Wave motion has certain definite characteristics; these
characteristics determine the loudness, frequency (or pitch) and tone of the
sound.

**4. Loudness**. Loudness (or amplitude) is
determined by the amount of difference in pressure between the maximum
compression and the maximum rarefaction. This corresponds in water waves to the
vertical height of the crest above the trough of the wave. (See Figures 4 and
1.)

**5. Frequency**. *Any one of a series of variations, starting at one condition and returning
once to the same condition is called a "cycle."*

If we should fix our attention at some point on the surface
of water in which waves exist, we would notice that at one particular point the
water will rise and fall at regular intervals. At the time at which the wave is
at its maximum height the water begins to drop, and continues until a trough is
formed, when it rises again to its maximum height. Therefore, if we notice all
the variations of height which one point on the surface of the water goes
through in the formation of a wave we will have witnessed a "cycle"
of wave motion.

The number of cycles
a wave goes through in a definite interval of time is called the
"frequency." Therefore the number of times the water rises, or falls,
at any point in one minute would be called the frequency of the waves per
minute, and we would express the frequency as a certain number of cycles per
minute.

In sound, the number of waves per minute is large, and it
is more convenient to speak of the frequency of sound waves as the number of
waves per second, or, more commonly, as the number of cycles per second.

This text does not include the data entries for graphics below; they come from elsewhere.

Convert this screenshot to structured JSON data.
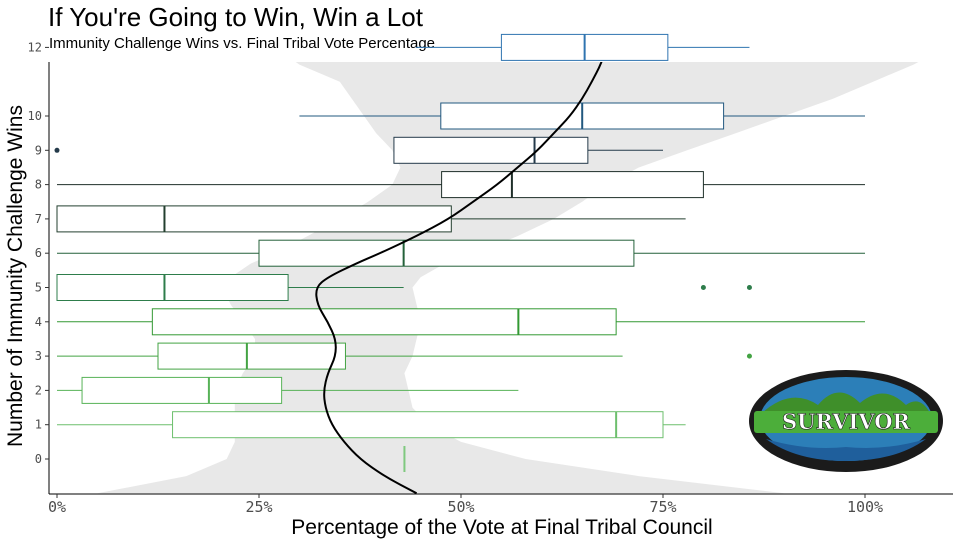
{
  "chart_data": {
    "type": "boxplot",
    "title": "If You're Going to Win, Win a Lot",
    "subtitle": "Immunity Challenge Wins vs. Final Tribal Vote Percentage",
    "xlabel": "Percentage of the Vote at Final Tribal Council",
    "ylabel": "Number of Immunity Challenge Wins",
    "xlim": [
      0,
      100
    ],
    "x_ticks": [
      0,
      25,
      50,
      75,
      100
    ],
    "x_tick_labels": [
      "0%",
      "25%",
      "50%",
      "75%",
      "100%"
    ],
    "y_categories": [
      0,
      1,
      2,
      3,
      4,
      5,
      6,
      7,
      8,
      9,
      10,
      12
    ],
    "grid": false,
    "logo_text": "SURVIVOR",
    "boxes": [
      {
        "wins": 0,
        "min": 43,
        "q1": 43,
        "median": 43,
        "q3": 43,
        "max": 43,
        "outliers": []
      },
      {
        "wins": 1,
        "min": 0,
        "q1": 14.3,
        "median": 69.2,
        "q3": 75,
        "max": 77.8,
        "outliers": []
      },
      {
        "wins": 2,
        "min": 0,
        "q1": 3.1,
        "median": 18.8,
        "q3": 27.8,
        "max": 57.1,
        "outliers": []
      },
      {
        "wins": 3,
        "min": 0,
        "q1": 12.5,
        "median": 23.5,
        "q3": 35.7,
        "max": 70,
        "outliers": [
          85.7
        ]
      },
      {
        "wins": 4,
        "min": 0,
        "q1": 11.8,
        "median": 57.1,
        "q3": 69.2,
        "max": 100,
        "outliers": []
      },
      {
        "wins": 5,
        "min": 0,
        "q1": 0,
        "median": 13.3,
        "q3": 28.6,
        "max": 42.9,
        "outliers": [
          80,
          85.7
        ]
      },
      {
        "wins": 6,
        "min": 0,
        "q1": 25,
        "median": 42.9,
        "q3": 71.4,
        "max": 100,
        "outliers": []
      },
      {
        "wins": 7,
        "min": 0,
        "q1": 0,
        "median": 13.3,
        "q3": 48.8,
        "max": 77.8,
        "outliers": []
      },
      {
        "wins": 8,
        "min": 0,
        "q1": 47.6,
        "median": 56.3,
        "q3": 80,
        "max": 100,
        "outliers": []
      },
      {
        "wins": 9,
        "min": 41.7,
        "q1": 41.7,
        "median": 59.1,
        "q3": 65.7,
        "max": 75,
        "outliers": [
          0
        ]
      },
      {
        "wins": 10,
        "min": 30,
        "q1": 47.5,
        "median": 65,
        "q3": 82.5,
        "max": 100,
        "outliers": []
      },
      {
        "wins": 12,
        "min": 44.4,
        "q1": 55,
        "median": 65.3,
        "q3": 75.6,
        "max": 85.7,
        "outliers": []
      }
    ],
    "colors": {
      "0": "#7fc97f",
      "1": "#6dbf6d",
      "2": "#57b257",
      "3": "#43a343",
      "4": "#339933",
      "5": "#2e7d4b",
      "6": "#24613a",
      "7": "#233f2f",
      "8": "#1f2f29",
      "9": "#243a4a",
      "10": "#22587f",
      "12": "#2f74b0"
    },
    "trend": {
      "color": "#000000",
      "ribbon_color": "#e8e8e8",
      "points": [
        {
          "y": -1.0,
          "x": 44.5,
          "lo": 5,
          "hi": 90
        },
        {
          "y": -0.5,
          "x": 40.5,
          "lo": 16,
          "hi": 72
        },
        {
          "y": 0.0,
          "x": 37.5,
          "lo": 21,
          "hi": 58
        },
        {
          "y": 0.5,
          "x": 35.5,
          "lo": 22,
          "hi": 50
        },
        {
          "y": 1.0,
          "x": 34.0,
          "lo": 22,
          "hi": 46
        },
        {
          "y": 1.5,
          "x": 33.2,
          "lo": 22,
          "hi": 44
        },
        {
          "y": 2.0,
          "x": 33.0,
          "lo": 22,
          "hi": 43.5
        },
        {
          "y": 2.5,
          "x": 33.5,
          "lo": 23,
          "hi": 43
        },
        {
          "y": 3.0,
          "x": 34.5,
          "lo": 24.5,
          "hi": 44
        },
        {
          "y": 3.5,
          "x": 34.5,
          "lo": 24.5,
          "hi": 44.5
        },
        {
          "y": 4.0,
          "x": 33.5,
          "lo": 23,
          "hi": 45
        },
        {
          "y": 4.5,
          "x": 32.2,
          "lo": 21.5,
          "hi": 44.5
        },
        {
          "y": 5.0,
          "x": 32.0,
          "lo": 20.5,
          "hi": 44
        },
        {
          "y": 5.3,
          "x": 33.5,
          "lo": 21.5,
          "hi": 45
        },
        {
          "y": 5.7,
          "x": 37.0,
          "lo": 24,
          "hi": 48
        },
        {
          "y": 6.0,
          "x": 40.0,
          "lo": 27,
          "hi": 52
        },
        {
          "y": 6.5,
          "x": 44.5,
          "lo": 31,
          "hi": 57
        },
        {
          "y": 7.0,
          "x": 48.5,
          "lo": 35,
          "hi": 61.5
        },
        {
          "y": 7.5,
          "x": 51.5,
          "lo": 38.5,
          "hi": 65
        },
        {
          "y": 8.0,
          "x": 54.5,
          "lo": 41.5,
          "hi": 68
        },
        {
          "y": 8.5,
          "x": 57.0,
          "lo": 42.5,
          "hi": 72
        },
        {
          "y": 9.0,
          "x": 59.5,
          "lo": 41.5,
          "hi": 78
        },
        {
          "y": 9.5,
          "x": 61.5,
          "lo": 39.5,
          "hi": 84
        },
        {
          "y": 10.0,
          "x": 63.5,
          "lo": 38,
          "hi": 90
        },
        {
          "y": 10.5,
          "x": 65.0,
          "lo": 36.5,
          "hi": 96
        },
        {
          "y": 11.0,
          "x": 66.2,
          "lo": 35,
          "hi": 101
        },
        {
          "y": 11.5,
          "x": 67.3,
          "lo": 30,
          "hi": 106
        },
        {
          "y": 12.0,
          "x": 68.0,
          "lo": 27,
          "hi": 110
        }
      ]
    }
  }
}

Thus,
a sound which is produced by 256 waves a second is called a sound of a
frequency of 256 cycles. *When speaking of
sound, "cycles" always mean "cycles per second." *Considered
from the standpoint of traveling waves, frequency is determined by the number
of complete waves passing a certain point in one second, and this, of course,
is equal to the number of vibrations per second generated at the source.

In the same way, when a racer goes once around the race
track and returns to the starting point, he completes a "lap," which,
in this case, is just another name for a "cycle."